You might have a bad knock sensor if an Escort comes with one. The EGR system might be stuck. Oxygen sensors won’t cause pinging or preignition. Is the timing belt getting old?

All automotive engines rely on detonation. If the fuel didn’t detonate, you wouldn’t go anywhere. “Pinging” often refers to premature detonation, which is what happens when the fuel is detonated by the compression of the cylinder before the spark plug has a chance to fire. It has multiple possible causes.
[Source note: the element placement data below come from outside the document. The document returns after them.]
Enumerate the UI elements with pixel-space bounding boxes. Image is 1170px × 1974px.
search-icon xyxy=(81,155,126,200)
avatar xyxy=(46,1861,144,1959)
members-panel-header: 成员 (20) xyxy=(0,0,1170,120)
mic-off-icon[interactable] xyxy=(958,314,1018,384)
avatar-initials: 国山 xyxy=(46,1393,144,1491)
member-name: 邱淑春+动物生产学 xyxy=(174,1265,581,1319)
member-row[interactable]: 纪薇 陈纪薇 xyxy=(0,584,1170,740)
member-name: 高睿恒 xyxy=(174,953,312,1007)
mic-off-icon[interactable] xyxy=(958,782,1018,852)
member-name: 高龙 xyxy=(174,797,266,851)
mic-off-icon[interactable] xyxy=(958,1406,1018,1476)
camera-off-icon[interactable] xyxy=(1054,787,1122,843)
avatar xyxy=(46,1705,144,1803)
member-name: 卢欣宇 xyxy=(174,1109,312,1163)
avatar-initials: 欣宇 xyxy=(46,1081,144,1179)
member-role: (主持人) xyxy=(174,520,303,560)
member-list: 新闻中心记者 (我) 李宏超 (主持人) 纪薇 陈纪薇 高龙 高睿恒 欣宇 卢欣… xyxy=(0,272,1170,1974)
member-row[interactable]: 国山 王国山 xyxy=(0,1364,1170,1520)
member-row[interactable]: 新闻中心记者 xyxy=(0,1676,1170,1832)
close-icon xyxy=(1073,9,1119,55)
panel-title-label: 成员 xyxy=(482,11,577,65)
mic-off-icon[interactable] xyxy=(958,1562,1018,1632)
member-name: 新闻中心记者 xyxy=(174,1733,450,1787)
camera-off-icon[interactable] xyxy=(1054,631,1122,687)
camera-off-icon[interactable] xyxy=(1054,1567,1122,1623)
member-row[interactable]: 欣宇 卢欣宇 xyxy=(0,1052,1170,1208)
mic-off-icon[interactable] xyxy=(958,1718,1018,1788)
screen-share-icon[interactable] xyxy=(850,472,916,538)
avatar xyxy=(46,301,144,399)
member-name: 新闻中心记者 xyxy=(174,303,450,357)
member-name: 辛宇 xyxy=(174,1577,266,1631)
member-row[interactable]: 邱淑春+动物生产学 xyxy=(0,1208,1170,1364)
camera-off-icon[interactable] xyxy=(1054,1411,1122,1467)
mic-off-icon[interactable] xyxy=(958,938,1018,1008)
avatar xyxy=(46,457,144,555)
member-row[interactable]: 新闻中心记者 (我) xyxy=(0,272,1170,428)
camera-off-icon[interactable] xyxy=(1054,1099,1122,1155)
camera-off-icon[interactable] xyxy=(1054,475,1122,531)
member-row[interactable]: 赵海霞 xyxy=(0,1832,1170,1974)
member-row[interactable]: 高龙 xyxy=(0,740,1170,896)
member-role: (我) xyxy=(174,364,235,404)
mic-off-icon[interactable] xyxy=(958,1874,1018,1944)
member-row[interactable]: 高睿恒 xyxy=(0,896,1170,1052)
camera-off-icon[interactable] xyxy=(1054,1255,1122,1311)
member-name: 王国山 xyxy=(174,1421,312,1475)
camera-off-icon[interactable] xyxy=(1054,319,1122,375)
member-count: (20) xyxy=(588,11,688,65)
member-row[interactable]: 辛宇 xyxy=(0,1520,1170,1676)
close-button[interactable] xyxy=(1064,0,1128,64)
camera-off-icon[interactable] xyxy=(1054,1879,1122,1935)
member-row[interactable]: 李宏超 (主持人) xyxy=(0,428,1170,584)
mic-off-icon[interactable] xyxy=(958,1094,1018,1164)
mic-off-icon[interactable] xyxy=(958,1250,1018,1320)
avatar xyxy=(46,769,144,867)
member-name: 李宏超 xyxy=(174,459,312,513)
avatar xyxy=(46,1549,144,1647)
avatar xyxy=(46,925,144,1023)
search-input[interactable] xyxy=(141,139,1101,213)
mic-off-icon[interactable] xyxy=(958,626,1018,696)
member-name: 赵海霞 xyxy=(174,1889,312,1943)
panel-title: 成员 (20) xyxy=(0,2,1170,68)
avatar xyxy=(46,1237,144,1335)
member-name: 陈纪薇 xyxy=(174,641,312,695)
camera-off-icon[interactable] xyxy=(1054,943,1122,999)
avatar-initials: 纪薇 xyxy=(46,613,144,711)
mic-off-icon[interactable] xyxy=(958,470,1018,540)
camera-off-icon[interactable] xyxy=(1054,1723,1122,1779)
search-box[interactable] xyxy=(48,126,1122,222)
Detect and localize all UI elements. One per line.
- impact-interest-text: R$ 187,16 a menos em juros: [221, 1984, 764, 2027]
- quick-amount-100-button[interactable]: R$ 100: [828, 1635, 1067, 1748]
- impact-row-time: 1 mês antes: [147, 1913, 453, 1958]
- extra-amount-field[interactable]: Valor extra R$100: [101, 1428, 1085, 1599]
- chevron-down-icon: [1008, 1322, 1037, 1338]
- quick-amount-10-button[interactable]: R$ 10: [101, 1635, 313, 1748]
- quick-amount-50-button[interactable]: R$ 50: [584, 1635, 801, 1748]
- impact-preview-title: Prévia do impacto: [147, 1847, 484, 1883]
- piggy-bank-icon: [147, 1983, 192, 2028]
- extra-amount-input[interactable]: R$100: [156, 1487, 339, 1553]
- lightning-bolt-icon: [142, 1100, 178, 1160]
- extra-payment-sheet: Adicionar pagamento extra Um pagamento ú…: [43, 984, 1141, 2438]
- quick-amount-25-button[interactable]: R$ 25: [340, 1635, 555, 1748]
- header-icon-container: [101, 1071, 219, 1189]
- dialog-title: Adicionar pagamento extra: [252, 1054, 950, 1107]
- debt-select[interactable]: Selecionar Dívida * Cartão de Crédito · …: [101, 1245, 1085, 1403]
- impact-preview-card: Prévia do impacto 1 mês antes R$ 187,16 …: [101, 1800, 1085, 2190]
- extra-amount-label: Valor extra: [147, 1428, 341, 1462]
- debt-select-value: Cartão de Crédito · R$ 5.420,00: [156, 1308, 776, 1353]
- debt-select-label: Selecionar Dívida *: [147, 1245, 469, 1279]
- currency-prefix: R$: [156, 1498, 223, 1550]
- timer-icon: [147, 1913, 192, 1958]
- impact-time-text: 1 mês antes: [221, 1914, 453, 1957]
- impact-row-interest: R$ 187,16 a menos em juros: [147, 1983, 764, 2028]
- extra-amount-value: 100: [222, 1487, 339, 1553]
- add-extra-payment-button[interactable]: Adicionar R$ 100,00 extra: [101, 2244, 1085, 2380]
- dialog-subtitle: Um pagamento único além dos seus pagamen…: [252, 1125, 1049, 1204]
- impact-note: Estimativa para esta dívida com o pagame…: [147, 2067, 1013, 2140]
Some possible causes are:

-The combustion chamber might be too hot.
-The octane of your fuel could be too low.
-Your EGR valve could be malfunctioning, if your car has one.
-Your knock sensor could be malfunctioning, if your car has one.
-I think I may have heard that carbon build-up on the cylinder walls can cause premature detonation, but it has been a while. (Someone help me here.)

If you want to keep this car running, you need to take it to a qualified mechanic for a thorough diagnosis.

Sometimes getting the codes read from the computer doesn’t give you all the answers. I recently took a vehicle to Pep Boys to get the codes read on a Toyota Sienna with the “check engine” light on. Pep Boys gave me one code. Then I had the codes read at a Toyota dealership. The dealership came back with three codes. Evidently, Pep Boys was using an inferior code reader.

If you can’t afford to fix this car right now, you might try high octane fuel to mitigate the pinging, but that is only a temporary stop-gap measure.